I know about the Amdahl's Law. But think about it. Do you think the efficiency of current multi-core implementations reach anywhere NEAR 100%? How much can they pull from that before Amdahl's Law(where its saying amount of single threaded code affects multi thread scaling) becomes a significant hindrance?
Compare the E8400 to Q9650, the closest dual core to quad core comparison you can EVER get from the Anand's beta Bench test above. Average improvement turns out to be 45%. If they can get the heavily multi-threaded apps from 70% scaling to near 100% and lightly multi-threaded apps from 25% to 70%, I can't say it'll be bad at all.
The subject of heterogeneous processing resources and speedup was the topic of a chapter in my dissertation, I would argue that I have put a considerable amount of thinking into it and my posts here are an attempt to share some of the fruits of all that thinking.

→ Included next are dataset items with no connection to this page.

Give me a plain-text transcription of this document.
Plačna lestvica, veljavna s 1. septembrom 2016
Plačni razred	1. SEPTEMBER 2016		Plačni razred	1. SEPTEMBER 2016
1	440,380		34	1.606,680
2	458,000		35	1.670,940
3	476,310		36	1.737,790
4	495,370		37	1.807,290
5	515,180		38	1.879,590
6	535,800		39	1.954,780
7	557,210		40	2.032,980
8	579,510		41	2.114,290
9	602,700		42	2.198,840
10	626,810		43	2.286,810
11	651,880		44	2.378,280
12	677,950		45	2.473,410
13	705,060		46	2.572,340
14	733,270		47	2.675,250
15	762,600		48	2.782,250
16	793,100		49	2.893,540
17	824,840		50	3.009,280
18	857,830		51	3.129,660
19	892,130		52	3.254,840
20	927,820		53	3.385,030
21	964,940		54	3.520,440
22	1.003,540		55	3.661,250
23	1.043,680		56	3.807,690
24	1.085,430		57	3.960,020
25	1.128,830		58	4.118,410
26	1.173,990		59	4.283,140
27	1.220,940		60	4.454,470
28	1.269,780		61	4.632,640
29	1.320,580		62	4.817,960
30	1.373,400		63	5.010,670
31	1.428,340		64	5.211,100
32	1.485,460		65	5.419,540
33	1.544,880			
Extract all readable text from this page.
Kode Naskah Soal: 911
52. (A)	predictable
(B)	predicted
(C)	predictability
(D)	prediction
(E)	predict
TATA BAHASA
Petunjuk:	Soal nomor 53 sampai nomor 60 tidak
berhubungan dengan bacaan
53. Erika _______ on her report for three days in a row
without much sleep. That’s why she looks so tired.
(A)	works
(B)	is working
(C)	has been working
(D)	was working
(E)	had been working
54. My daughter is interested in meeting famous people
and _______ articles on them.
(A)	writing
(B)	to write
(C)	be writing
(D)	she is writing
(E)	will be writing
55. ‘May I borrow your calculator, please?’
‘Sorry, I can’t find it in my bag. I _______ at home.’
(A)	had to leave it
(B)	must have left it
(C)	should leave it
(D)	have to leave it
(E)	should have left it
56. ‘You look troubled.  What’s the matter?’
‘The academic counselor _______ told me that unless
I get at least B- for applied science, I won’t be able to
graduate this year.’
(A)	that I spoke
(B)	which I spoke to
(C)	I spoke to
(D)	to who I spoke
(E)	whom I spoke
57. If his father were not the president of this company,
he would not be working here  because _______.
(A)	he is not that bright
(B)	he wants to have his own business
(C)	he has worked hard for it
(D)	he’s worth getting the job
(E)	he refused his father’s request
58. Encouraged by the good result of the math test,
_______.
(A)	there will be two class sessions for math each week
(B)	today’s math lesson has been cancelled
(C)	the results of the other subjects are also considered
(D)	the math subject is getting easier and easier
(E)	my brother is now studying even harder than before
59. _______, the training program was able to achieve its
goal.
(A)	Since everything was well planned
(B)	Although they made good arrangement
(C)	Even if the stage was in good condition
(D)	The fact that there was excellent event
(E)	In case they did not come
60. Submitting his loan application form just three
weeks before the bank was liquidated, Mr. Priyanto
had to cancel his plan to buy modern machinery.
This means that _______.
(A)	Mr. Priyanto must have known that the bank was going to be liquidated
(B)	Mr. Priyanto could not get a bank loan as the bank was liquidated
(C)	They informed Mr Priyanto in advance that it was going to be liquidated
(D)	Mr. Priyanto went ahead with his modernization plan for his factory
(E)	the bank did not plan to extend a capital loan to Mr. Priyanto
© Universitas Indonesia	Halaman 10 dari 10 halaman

The infrastructure for characterizing the contributions of various hardware and software limitations on overall speedup exists, you just have to use it correctly if you intend to extract meaningful interpretations from the results.
To determine hardware-based limitations to thread scaling you must first deconvolve the scaling data and remove the portion of imperfect thread scaling that is application/software dependent. That is what Amdahl's law helps us characterize.
Take the Euler3D example above, cursory analysis of the scaling data available so far indicates this code is semi-coarse grained, roughly 96% of the computation efforts can be performed in parallel while roughly 4% of the computations are serial in nature.
That sets the upper limit of what we would call "perfect scaling" for a hardware solution at the Amdahl limit (the thick red line in my graph) which itself is a function of the number of threads.
Regardless your hardware efficiency you simply cannot exceed the scaling limits imposed by Amdahl's law. And owing to hardware scaling efficiencies we lose scaling from there.
I take the time to belabor this point because it speaks to the crux of the issue when people refer to the "efficiency of current multi-core implementations" by way of speaking to absolute scaling numbers which are convoluted by the ramifications of Amdahl's law.
With Euler3D code you will never see 100% thread scaling, never, no matter the type of microarchitecture involved.
At the absolute best case scenario in which interprocessor communication topology is infinitely fast (zero latency) and infinitely wide (infinite bandwidth) and the cores are absolutely identical in not sharing resources (no fetch/decode/cache contention) the best thread scaling you will see with Euler3D in going from
1 core to 2 cores is 92% and the best scaling you could ever see in going from
2 cores to 4 cores is 85% and the best scaling you would ever observe in going from
4 cores to 8 cores is 75%.
Thread scaling efficiency only goes down from there, solely owing to limitations of the ratio of time spent processing parallel computations versus those that must be done serially.
Further still the thread scaling efficiency declines because interprocessor communications are not infinitely fast and wide, and with the advent of hyperthreading and bulldozer we have further reduction in thread scaling because of resource contention adding idle cycles to any given thread.
What we see in the Euler3D data is that thread scaling certainly suffers from resource contention in nehalem with hyperthreading, no one is arguing any differently, but the results also show how much of that inefficiency in thread scaling with bloomfield can be eliminated by way of improving on the hardware - be it by adopting an architecture like that of Opteron or disabling HT.
The relevance of that statement is that we are here discussing the ramifications of the assured additional deterioration in thread scaling that bulldozer modules will incur (JFAMD says the penalty is 20%) over that of a more efficient (for scaling purposes) architecture as seen in current Shanghai/Istanbul systems.
Provided the right kinds of data are generated (thread scaling data), we have the tools to generate the sort of analyses that can isolate thread scaling efficiencies attributable to software versus hardware.